Duchenne muscular dystrophy (DMD) is an inherited lethal muscle wasting disorder that affects mostly boys. While great strides have been made in medical management of this condition, nothing prevents the progressive decline in muscle function and the associated loss of independence and eventual mortality. This projects aims to examine individual drugs and combinations of drugs that have already been approved for human use in other conditions.

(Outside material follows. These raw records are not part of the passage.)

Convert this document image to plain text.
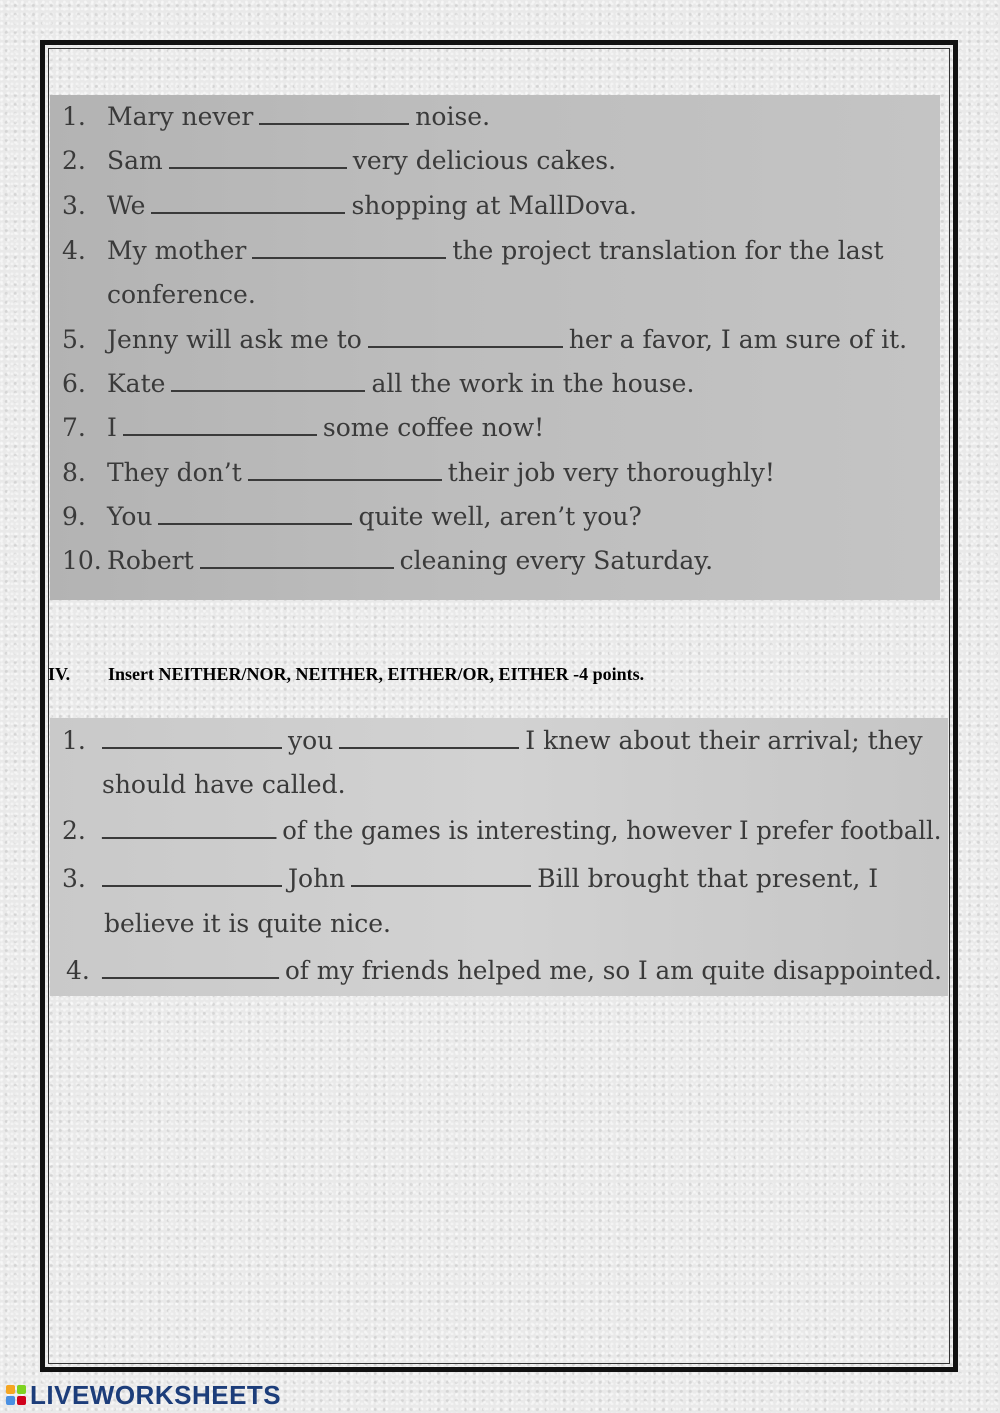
1. Mary never	noise.
2. Sam	very delicious cakes.
3. We	shopping at MallDova.
4. My mother	the project translation for the last
conference.
5. Jenny will ask me to	her a favor, I am sure of it.
6. Kate	all the work in the house.
7. I	some coffee now!
8. They don’t	their job very thoroughly!
9. You	quite well, aren’t you?
10. Robert	cleaning every Saturday.
IV. Insert NEITHER/NOR, NEITHER, EITHER/OR, EITHER -4 points.
1.	you	I knew about their arrival; they
should have called.
2.	of the games is interesting, however I prefer football.
3.	John	Bill brought that present, I
believe it is quite nice.
4.	of my friends helped me, so I am quite disappointed.
LIVEWORKSHEETS
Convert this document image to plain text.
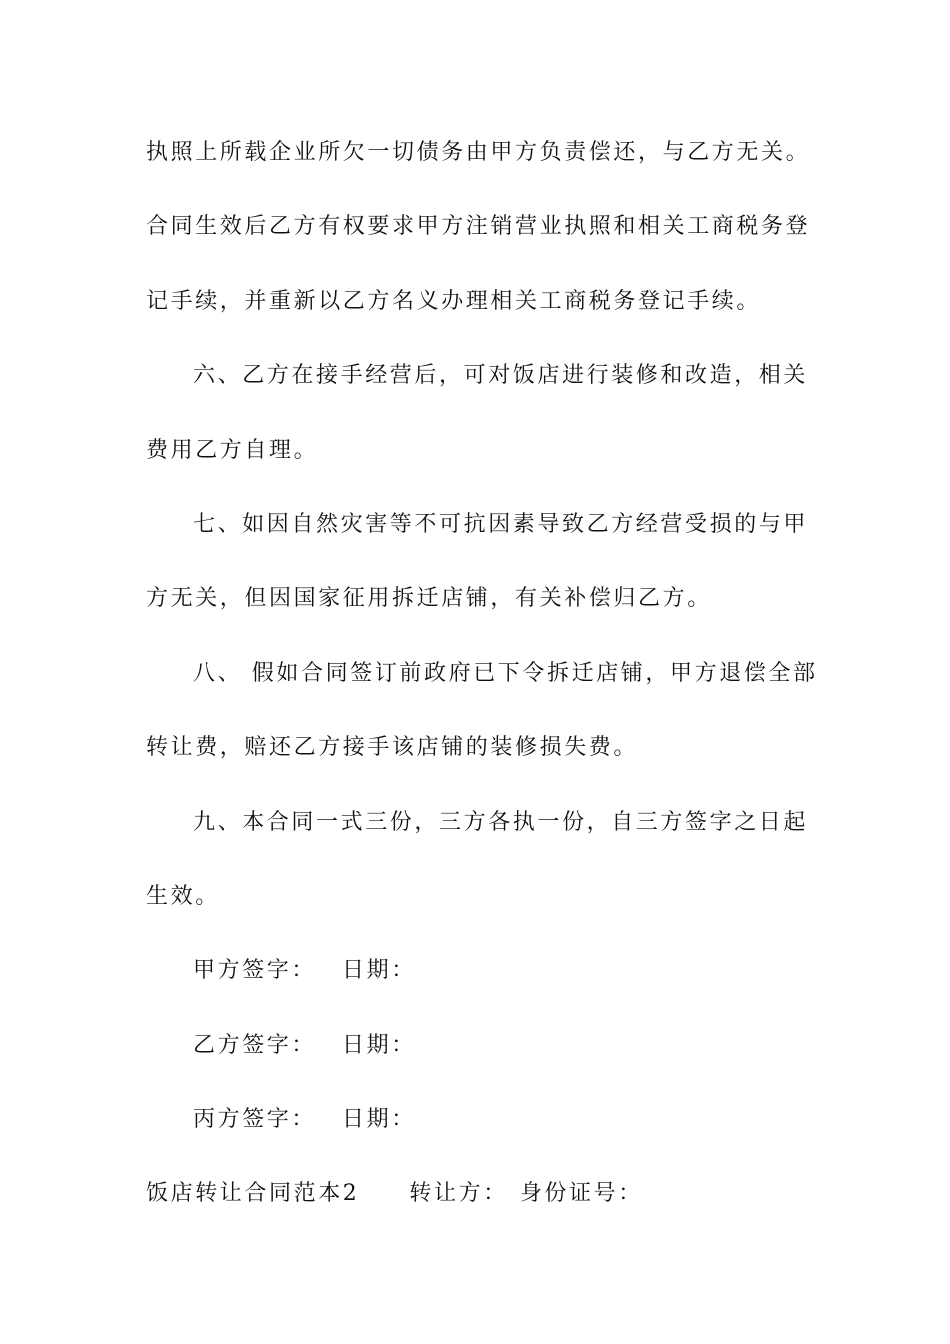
执照上所载企业所欠一切债务由甲方负责偿还，与乙方无关。
合同生效后乙方有权要求甲方注销营业执照和相关工商税务登
记手续，并重新以乙方名义办理相关工商税务登记手续。
六、乙方在接手经营后，可对饭店进行装修和改造，相关
费用乙方自理。
七、如因自然灾害等不可抗因素导致乙方经营受损的与甲
方无关，但因国家征用拆迁店铺，有关补偿归乙方。
八、 假如合同签订前政府已下令拆迁店铺，甲方退偿全部
转让费，赔还乙方接手该店铺的装修损失费。
九、本合同一式三份，三方各执一份，自三方签字之日起
生效。
甲方签字： 日期：
乙方签字： 日期：
丙方签字： 日期：
饭店转让合同范本2 转让方： 身份证号：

Tests will involve measurements of changes in muscle physiology associated with treatment in the mdx mouse model of DMD followed by a detailed assessment of changes in muscle pathology. A number of novel drugs are in pre-clinical and clinical development for DMD but all face a number of hurdles, and significant delays, in order to be approved by the regulatory authorities. They are also likely to be associated with very high treatment costs. In contrast, if already approved drugs are effective in the mouse model then these drugs can be rapidly tested in a human clinical trial. If the trial showed benefit, then clinicians could prescribe relatively inexpensive drugs “off-label” with confidence and without the need for the use in DMD to be formally approved.
This rapid pathway would enable patients to receive a treatment that might slow the course of the disease and buy time while more specific novel drugs are developed. The protocol for analysis of drug effects in the mdx mouse was developed with funding by the Concept Development Partnership Fund at the RVC.